A discovery about GCC's unidirectional rotation algorithm

(devblogs.microsoft.com)

37 points | by soheilpro 4 days ago ago

12 comments

  • jdw64 5 hours ago

    Looking at this, I feel that while there seem to be many different actual implementations, they really boil down to just a few similar core principles

  • srean 9 hours ago

    'Shocking', 'striking', 'disappointing', 'will shock you' -- the article is padded with hyperbole.

    • jraph 6 hours ago

      This is obviously humor.

      You stopped at the lexicon, check how it's used more thoroughly!

      • srean 6 hours ago

        Struck by (his) Poes I suppose.

        • jraph 4 hours ago

          Happens to the best of us :-)

    • saagarjha 9 hours ago

      Gee I wonder why Raymond would do that

      • srean 7 hours ago

        I have no context. Was that sarcasm ? I have no idea if this is expected or unexpected of Raymond.

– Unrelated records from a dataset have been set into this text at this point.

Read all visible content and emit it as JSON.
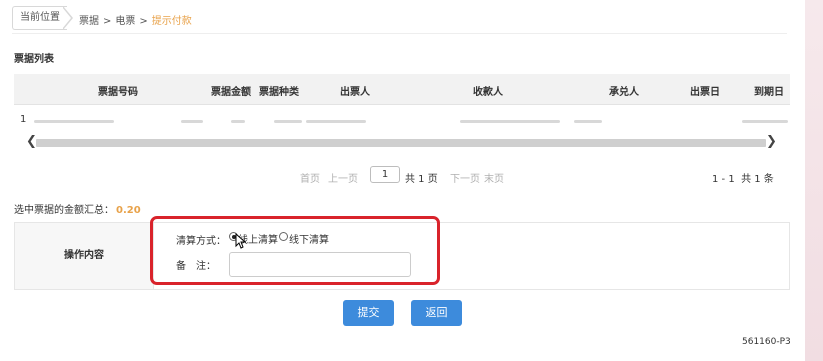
{
  "breadcrumb": {
    "label": "当前位置",
    "items": [
      "票据",
      "电票",
      "提示付款"
    ],
    "separator": ">"
  },
  "section_title": "票据列表",
  "table": {
    "headers": [
      "票据号码",
      "票据金额",
      "票据种类",
      "出票人",
      "收款人",
      "承兑人",
      "出票日",
      "到期日"
    ],
    "rows": [
      {
        "index": "1"
      }
    ]
  },
  "pager": {
    "first": "首页",
    "prev": "上一页",
    "page_value": "1",
    "total_pages": "共 1 页",
    "next": "下一页",
    "last": "末页",
    "record_range": "1 - 1",
    "record_total": "共 1 条"
  },
  "summary": {
    "label": "选中票据的金额汇总：",
    "amount": "0.20"
  },
  "operation": {
    "title": "操作内容",
    "method_label": "清算方式：",
    "options": [
      {
        "label": "线上清算",
        "checked": true
      },
      {
        "label": "线下清算",
        "checked": false
      }
    ],
    "remark_label": "备　注：",
    "remark_value": ""
  },
  "buttons": {
    "submit": "提交",
    "back": "返回"
  },
  "footer_code": "561160-P3",
  "colors": {
    "accent": "#e8a24a",
    "button": "#3d8bdc",
    "highlight": "#d9232b"
  }
}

        • dataflow 7 hours ago

          Try again? You don't really need context here.

          Blog said: "As with all shocking discoveries, this one will <strike>shock</strike> disappoint you."

          You complained: "'Shocking', 'striking', 'disappointing', 'will shock you' -- the article is padded with hyperbole."

          • jraph 6 hours ago

            Damn, reader mode doesn't keep the strike, I thought it was an English idiom I didn't know about xD

    • DonHopkins 8 hours ago

      He found that gambling was going on in here!

  • sylware 2 hours ago

    gcc is gone, like clang. Those are c++ abominations. Not worth more than /opt.

    Prefer, tinycc, cproc, scc, assembly.

    • vbezhenar an hour ago

      Sometimes I want to design a simpler C-like language and build toolchain for it from the scratch, with no historical baggage. Obviously optimization story will be very poor, gcc carries hundreds of super-qualified man-years of optimization work. But I wonder if it'll be that bad. Modern computers are fast.